Okay, so I can finally see something of interest (to me) in this exercise. The formula for the transformation of an odd integer to the next odd integer is related to the partition in which that next odd integer resides. If $n_0$ represents any odd integer which starts a sequence representing the odd numbers only in a Collatz 3n+1 sequence, the formula for $n_1$ is given by.

$$ n_1 = (3n_0 + 1) / {\left(2^k\right)} $$ $$ \;for\; some\; k \in N $$ $$ where \; k \cong \left(1\;mod\;2\right) \equiv n_1 \cong \left(5\;mod\;6\right) $$ $$ and \; where \; k \cong \left(0\;mod\;2\right) \equiv n_1 \cong \left(1\;mod\;6\right). $$

The significance is this that $$ \left(n_1 \gt n_0 \iff k=1\right) \implies \left(n_1 \gt n_0 \implies n_1 \cong \left(5 \; mod \; 6\right) \right) $$

So we can focus on (5 mod 6) to look for divergence behavior.

Answer 2

5 mod 6 is the same as -1 mod 6. A number satisfying that would be a number of the form (2)(3)z-1 where z is a (nonnegative) integer. Such a number is the image by the transformation T(x) = (3x+1)/2 of the number x = (2)(2)z-1.

Consider "runs" of consecutive odd iterates of T. If you have more factors 3 in z, you can go "back" (and down) further in the same "run" by replacing (some of) these 3's by 2's. If you have more factors 2 in z, you can go "forward" (and up) further in the same "run" by replacing (some of) these 2's by 3's.

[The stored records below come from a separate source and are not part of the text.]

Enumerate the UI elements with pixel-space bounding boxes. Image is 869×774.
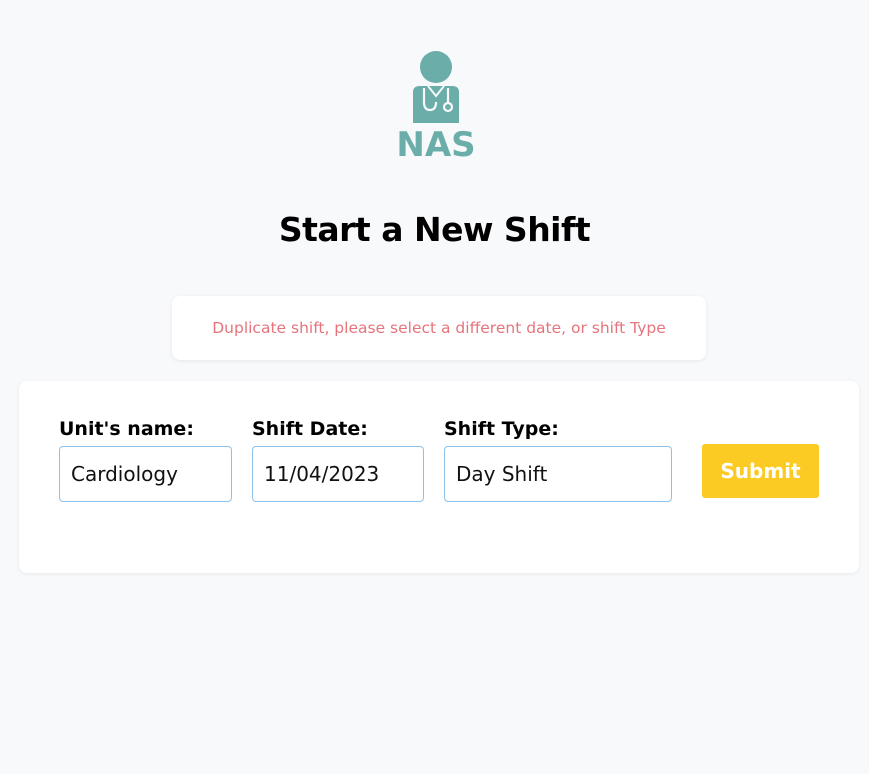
nas-logo: NAS	[393, 48, 481, 160]
logo-text: NAS	[396, 125, 475, 160]
page-title: Start a New Shift	[278, 210, 591, 249]
alert-message: Duplicate shift, please select a differe…	[212, 319, 666, 337]
shift-date-label: Shift Date:	[252, 418, 368, 440]
shift-type-label: Shift Type:	[444, 418, 559, 440]
shift-date-input[interactable]	[252, 446, 424, 502]
new-shift-form: Unit's name: Shift Date: Shift Type: Sub…	[19, 381, 859, 573]
shift-type-field-group: Shift Type:	[444, 415, 672, 502]
shift-date-field-group: Shift Date:	[252, 415, 424, 502]
submit-button[interactable]: Submit	[702, 444, 819, 498]
page: NAS Start a New Shift Duplicate shift, p…	[0, 0, 869, 774]
nurse-icon: NAS	[396, 51, 476, 160]
duplicate-shift-alert: Duplicate shift, please select a differe…	[172, 296, 706, 360]
unit-name-field-group: Unit's name:	[59, 415, 232, 502]
unit-name-label: Unit's name:	[59, 418, 194, 440]
unit-name-input[interactable]	[59, 446, 232, 502]
shift-type-input[interactable]	[444, 446, 672, 502]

Any odd x can be written x = (2^n)u-1 with u odd. Then if T is iterated starting from x, the (n-1)-th iteration will give the last consecutive odd number in the sequence, and that will be of the form 1+4k. (The n-th iteration will give an even number.) You could call this sequence of n odd values (that includes x) a "run" starting from x. If u has some factors 3, replacing those by 2's one by one will produce "precedents" to x, until there are no more factors 3. The last (and smallest) number obtained this way starts the maximal run that contains x. That maximal run is uniquely identified by its last and highest point 1+4k, or its "label" k.

Eventually, each odd (nonnegative) integer can be put in exactly one maximal (but finite) "run". Any two such maximal runs are either the same or disjoint. If they are disjoint, they might "communicate" (in one or more "jump" step), or not. (This is as far as I got.)

Answer 3

The patterns resulting in $\{1, 7, 13\} \pmod {18}$ can be explained if you view these results in mod $9$. All odd $n$ under function $3n+1$ iterate to $1$, $7$, or $4 \pmod 9$. I believe this pattern is non-trivial.